Et là, en voyant la profusion de coloris tous agencés comme un arc-en-ciel, excitée, la chère Maggie, le tire par la main, gagnée par l’enthousiasme et la joie. Elle se jette littéralement sur les cartons de couleurs, telle une affamé sur une poutine. Et du fait qu’elle s’y connaît, elle les choisit avec une assurance admirable, puis elle les lui montre au fur et à mesure.

- Regarde, on pourrait peindre le salon de la teinte «Je t’aime en rose».
- Vraiment? Tu m’aimes en rose? la taquine-t-il.
- Oh, très drôle, le monsieur! Et le plafond serait «Coeur battant». 
- Non, non, retiens-toi, Maggie, pas ici tout de même, un peu de pudeur! rigole-t-il, en la serrant contre lui.
- N’essaie pas de me distraire, qu’en penses-tu?
- Je suis complètement perdu dans ce dédale de choix, ma biche. Tu es tellement douée pour  harmoniser, je te donne entièrement ma confiance.
- Merci, mon toutou d’amour. Et pour la cuisine, je prendrais «Bonaparte».
- Ah bon, tu m’as caché ça, et ça fait combien de temps que tu penses à lui?
- Ah, ah, ah. Et pour le plafond, j’agencerais avec «Matin brumeux».
- Ouais, pas chanceux Bonaparte, à la guerre, avec un matin brumeux! Ça doit être ce jour-là, qu’il a perdu la bataille.
- Bon, bon, bon! Éric fait encore de l’humour! On continue. Et pour la salle de bains, on peinturerait toute la pièce avec «Arôme de camélia».
- Pour l’arôme, je doute que ça soit du camélia.
- Et mon tannant! Est-ce que tu apprécies?
- Hum, hum!
- Et on termine avec les deux chambres, une, serait de la teinte «Mer agitée» et pour les murs  «Mer houleuse».
- Je veux absolument ces deux couleurs, parce que j’exige l’agitation et la houle dans la nôtre.
- Oh, toi, je t‘aime, tu le sais! rit-elle, en lui assenant un petit coup dans les côtes.
- Oui, et c’est merveilleux, lui déclare-t-il, d’un ton sans équivoque, puis il l’embrasse.
- Et enfin, la chambre d’ami aurait la couleur «Empressé», et «Bleu céleste», au plafond.
- Ah, ah, ah, si notre invité est empressé, sa compagne n’atteindra jamais le bleu céleste.
- Très, très, très drôle, mon cher Éric!
- Oh, ben, pas ma belle Maggie! s’écrie un mec, sûrement sorti de la revue «Clin d’oeil».
- Mais.......mais.....hoquette-t-elle...à suivre..............Je........ne vous connais pas!

E
t le gars l’ignore, passe son chemin et va enlacer une fille, plus loin, derrière Maggie.
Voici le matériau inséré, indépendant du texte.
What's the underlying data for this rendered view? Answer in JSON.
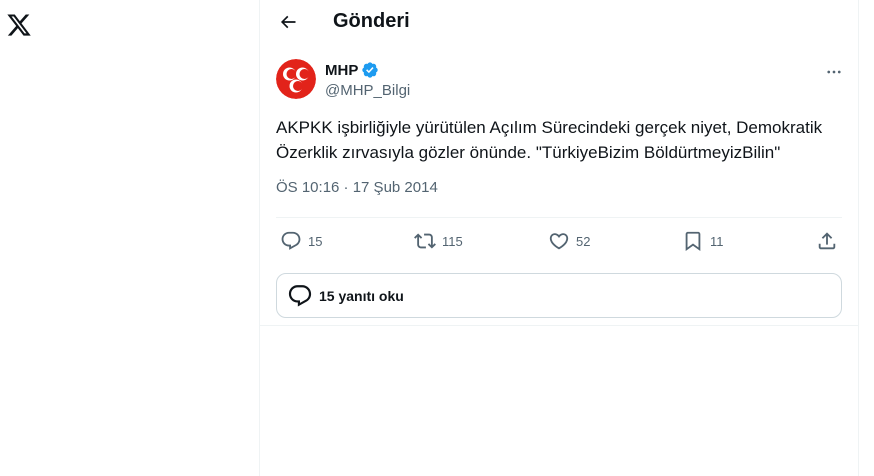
{
  "header": {
    "title": "Gönderi"
  },
  "tweet": {
    "display_name": "MHP",
    "handle": "@MHP_Bilgi",
    "text": "AKPKK işbirliğiyle yürütülen Açılım Sürecindeki gerçek niyet, Demokratik Özerklik zırvasıyla gözler önünde. \"TürkiyeBizim BöldürtmeyizBilin\"",
    "timestamp": "ÖS 10:16 · 17 Şub 2014"
  },
  "actions": {
    "replies": "15",
    "reposts": "115",
    "likes": "52",
    "bookmarks": "11"
  },
  "replies_link": {
    "label": "15 yanıtı oku"
  },
  "icons": {
    "logo": "x-logo-icon",
    "back": "back-arrow-icon",
    "verified": "verified-badge-icon",
    "more": "more-dots-icon",
    "reply": "reply-icon",
    "repost": "repost-icon",
    "like": "heart-icon",
    "bookmark": "bookmark-icon",
    "share": "share-icon",
    "replies_bubble": "chat-bubble-icon"
  },
  "colors": {
    "text_primary": "#0f1419",
    "text_secondary": "#536471",
    "verified_blue": "#1d9bf0",
    "brand_red": "#e2231a",
    "border": "#eff3f4"
  }
}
- Ouais, ben j’ai l’air fin, moi! s’exclame-t-elle, en regardant Éric. 
- Ça t’apprendras à reluquer d’autres hommes! rit-il, en lui donnant un bisou. 
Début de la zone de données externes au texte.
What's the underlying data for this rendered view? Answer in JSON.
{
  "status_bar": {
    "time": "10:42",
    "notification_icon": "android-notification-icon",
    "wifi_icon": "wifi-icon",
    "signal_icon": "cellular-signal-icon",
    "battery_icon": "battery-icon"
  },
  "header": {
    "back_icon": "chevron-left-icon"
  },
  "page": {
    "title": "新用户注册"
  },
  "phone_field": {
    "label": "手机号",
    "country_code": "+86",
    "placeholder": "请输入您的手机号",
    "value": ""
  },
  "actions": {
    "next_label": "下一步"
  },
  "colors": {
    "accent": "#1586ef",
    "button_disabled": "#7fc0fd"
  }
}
Et leurs achats terminés, ils s’empressent de débuter les travaux. 

- Je n’aurai jamais le temps d’aller me documenter sur le Net pour savoir comment peinturer, songe Maggie, préoccupée. 

Qu’à cela ne tienne elle se charge de la cuisine, ouvre le gallon de peinture et plonge son pinceau jusque dans le fond pour la brasser. Après, elle essuie seulement le manche et sans égoutter les fibres sur le rebord, elle commence par les plinthes, et rapidement, fait le tour de la cuisine en salopant le plancher qu’elle n’a pas protégé, parce que, comme on le sait, elle n’y connait rien. Puis elle remplit la casserole à ras bord, y  plonge le rouleau et le roule dedans, en copiant Jeanne Moreau, 
dans un film, elle peignait une cuisine. Mais Maggie ne sait pas que le rôle de l’actrice était d’incarner une maladroite, tout à fait incapable de peinturer.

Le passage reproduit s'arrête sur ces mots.